I am also attending a mom's club gathering at a local park on Thursday. I need to get out more and I already know some of these ladies from the neighborhood.
My diet is going well. I have less than 1/2 pound to lose to reach my bfing target. I am serious about losing the last bit, though, because DD is coming to visit next Monday and she wants to have lunch at the Cheesecake Factory. YUMMMM!
I can't believe it is Friday already. What a busy week. Almost every moment has been occupied, and I still have dishes to load and wash, as you can imagine.
DD and I had an idyllic day together on Monday. She now has all of her Mondays off and wants to come and see me again in another week and a half. I'm so excited to spend time with her. I have as a dream that I'd like to plan some getaway vacations with her and perhaps the baby, just "girl time". He he. Gotta destress sometimes from the testosterone zone. ;-) Maybe I will have to plan something in a few months, like a weekend trip to my mother's house in Washington State. It may be too late to catch the ski season (I'm dying to downhill ski again), but maybe the spring will be a good time to see some sights. It will have to be only a weekend trip so DH can watch the older boys.
Besides that, DH introduced me to a web page creation program that he heard about at his seminar last weekend. It sounds pretty interesting to me. I have been reading about it. Perhaps it will be a fun stay-at-home hobby and a way to make a little extra pocket change. I'll keep you informed on my progress. :-D
I'm super busy today, so a short post. My daughter and I are spending the day together shopping and lunching. She has Mondays off with her new class schedule. Woohooo! She and I were playing with the settings on the camera last night trying to capture the beauty of the view from my backyard. Doesn't really do it justice, but it is a rather interesting picture, imo.

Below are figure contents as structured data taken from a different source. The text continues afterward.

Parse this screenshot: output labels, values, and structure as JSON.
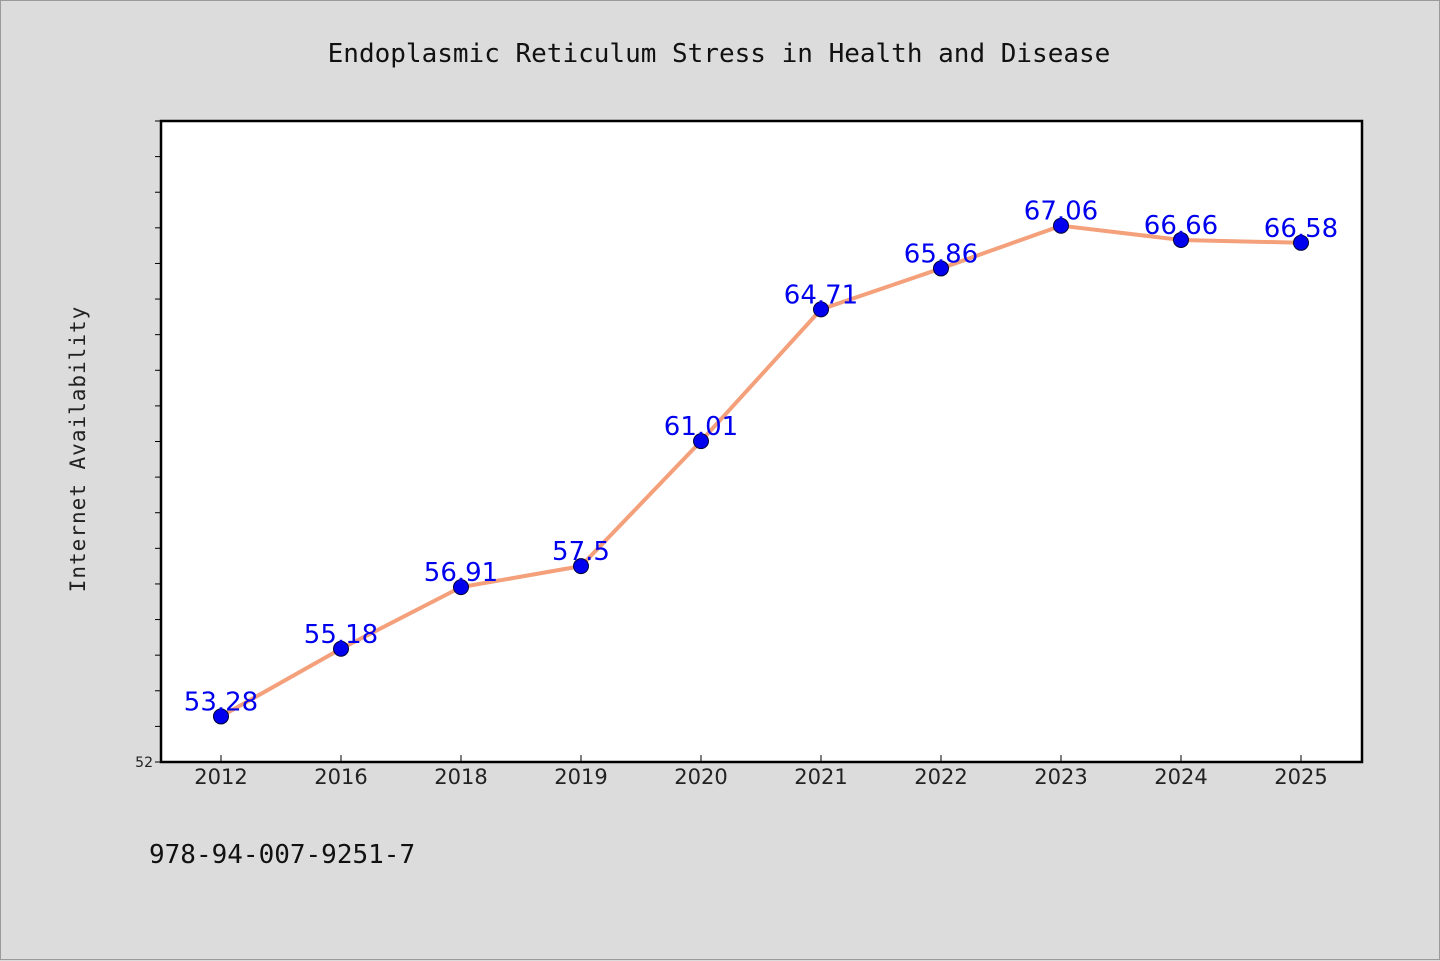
{
  "chart_data": {
    "type": "line",
    "title": "Endoplasmic Reticulum Stress in Health and Disease",
    "xlabel": "",
    "ylabel": "Internet Availability",
    "categories": [
      "2012",
      "2016",
      "2018",
      "2019",
      "2020",
      "2021",
      "2022",
      "2023",
      "2024",
      "2025"
    ],
    "series": [
      {
        "values": [
          53.28,
          55.18,
          56.91,
          57.5,
          61.01,
          64.71,
          65.86,
          67.06,
          66.66,
          66.58
        ],
        "labels": [
          "53.28",
          "55.18",
          "56.91",
          "57.5",
          "61.01",
          "64.71",
          "65.86",
          "67.06",
          "66.66",
          "66.58"
        ],
        "line_color": "#f4a07a",
        "marker_color": "#0000ee"
      }
    ],
    "ylim": [
      52,
      70
    ],
    "yticks_labeled": [
      "52"
    ],
    "grid": false,
    "legend": "none"
  },
  "footer": {
    "text": "978-94-007-9251-7"
  },
  "colors": {
    "background": "#dcdcdc",
    "plot_background": "#ffffff",
    "line": "#f4a07a",
    "marker": "#0000ee",
    "data_label": "#0000ee"
  }
}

I saw an article on MSN recently about abortions. Who has them and for what reasons. Turns out it is not just scared little teenagers. I was sad that supposedly mature grown-ups would make the poor choices that got them into that situation.
It brought me back to a turning point in my life. You may wish to stop reading here. What is to follow will be a graphic description of a biology lab experiment in college involving chicken embryos.
I did not know what the lab was that day. I went to bio lab as usual. It was my freshman year at UCLA in the early 1980s. When I got there I saw a bunch of chicken eggs waiting. I was told that these were fertilized eggs, and that we were expected to follow the directions to observe them. We had to crack the eggshell without breaking the yolk. The 1-cm long embryos resided on one side of the egg yolk in a quarter-sized disk of blood vessels. We had to cut the disk off of the yolk using scissors and float it in a petri dish of clear ringers lactate solution and put it under a low powered microscope. I did this and then observed the little embryo floating with it's little heart beating. I got a prickly feeling down the back of my neck as I realized that I was watching the little embryo die. Die because of what I had done. I felt disturbed and nauseous during the remainder of the lab. As I walked out of the building into the fresh evening air of winter I vowed to myself that I would never do that to a child of mine. Never. I have kept my word.